Non ricordo se in T. Tevere c'erano i rigatoni con la pajata, (bei ricordi, ce la portava a casa nostra la sora Maria che c'aveva il marito che lavorava all'ammazzatora (mattatoio) a testaccio), quel giorno come ha detto in precedenza Paris c'era l'austerity, io i miei familiari andammo in taxi allo stadio con noi c'era anche un mio caro amico venuto apposta da Ancona tifoso juventino, entrammo in curva sud verso le 11.30 (era normale all'epoca entrare qualche ora prima quando c'erano le partite importanti), la curva era già quasi piena, trovammo i posti a sedere un pò in basso, come già scrissi in passato in un altro post parlando di quella partita, ricordo ancora perfettamente l'episodio: nei posti sotto a noi c'erano quattro giovanotti (dall'accento credo fossero della provincia di roma) si erano portati una pentola di pastasciutta (pasta corta rigatoni o mezzemaniche), una pagnotta di pane con la frittata e un boccione di vino.
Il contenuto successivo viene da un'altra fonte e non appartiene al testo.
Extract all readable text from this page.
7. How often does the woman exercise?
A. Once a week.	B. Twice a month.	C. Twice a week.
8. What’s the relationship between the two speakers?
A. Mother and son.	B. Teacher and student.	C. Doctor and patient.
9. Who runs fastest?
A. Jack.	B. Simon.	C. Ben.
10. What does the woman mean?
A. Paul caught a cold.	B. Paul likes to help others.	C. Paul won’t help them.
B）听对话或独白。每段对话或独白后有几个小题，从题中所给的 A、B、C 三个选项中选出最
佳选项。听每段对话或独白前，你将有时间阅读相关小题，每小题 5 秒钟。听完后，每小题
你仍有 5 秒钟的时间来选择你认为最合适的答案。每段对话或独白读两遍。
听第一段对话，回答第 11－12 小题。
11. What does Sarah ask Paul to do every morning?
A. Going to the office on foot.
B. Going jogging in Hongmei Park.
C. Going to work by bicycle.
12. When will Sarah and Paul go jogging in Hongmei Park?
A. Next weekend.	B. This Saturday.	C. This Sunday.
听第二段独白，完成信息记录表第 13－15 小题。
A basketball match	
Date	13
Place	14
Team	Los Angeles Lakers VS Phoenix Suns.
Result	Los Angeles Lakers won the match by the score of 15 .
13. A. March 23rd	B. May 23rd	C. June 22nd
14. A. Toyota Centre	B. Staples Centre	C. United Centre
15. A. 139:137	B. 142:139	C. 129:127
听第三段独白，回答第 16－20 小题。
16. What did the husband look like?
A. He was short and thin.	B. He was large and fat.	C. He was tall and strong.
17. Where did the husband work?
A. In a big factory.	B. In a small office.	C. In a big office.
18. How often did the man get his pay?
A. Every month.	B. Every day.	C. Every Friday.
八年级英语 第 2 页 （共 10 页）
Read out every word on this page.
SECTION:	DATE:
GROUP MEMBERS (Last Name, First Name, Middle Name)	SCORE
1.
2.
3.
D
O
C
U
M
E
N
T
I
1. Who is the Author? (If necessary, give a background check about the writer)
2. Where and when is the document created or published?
Ognuno di loro era fornito di forchetta, la pentola faceva velocemente il giro tra i quattro, dopo averla ben spazzolata, tirarono fuori un coltello da cucina e iniziarono ad affettare la pagnotta con la frittata, tra un rutto e l'altro s'attaccavano al boccione che terminò prima della pagnotta di pane.
Il mio amico di Ancona era sbigottito e divertito, a fine partita invece il divertimento si tramutò in malumore.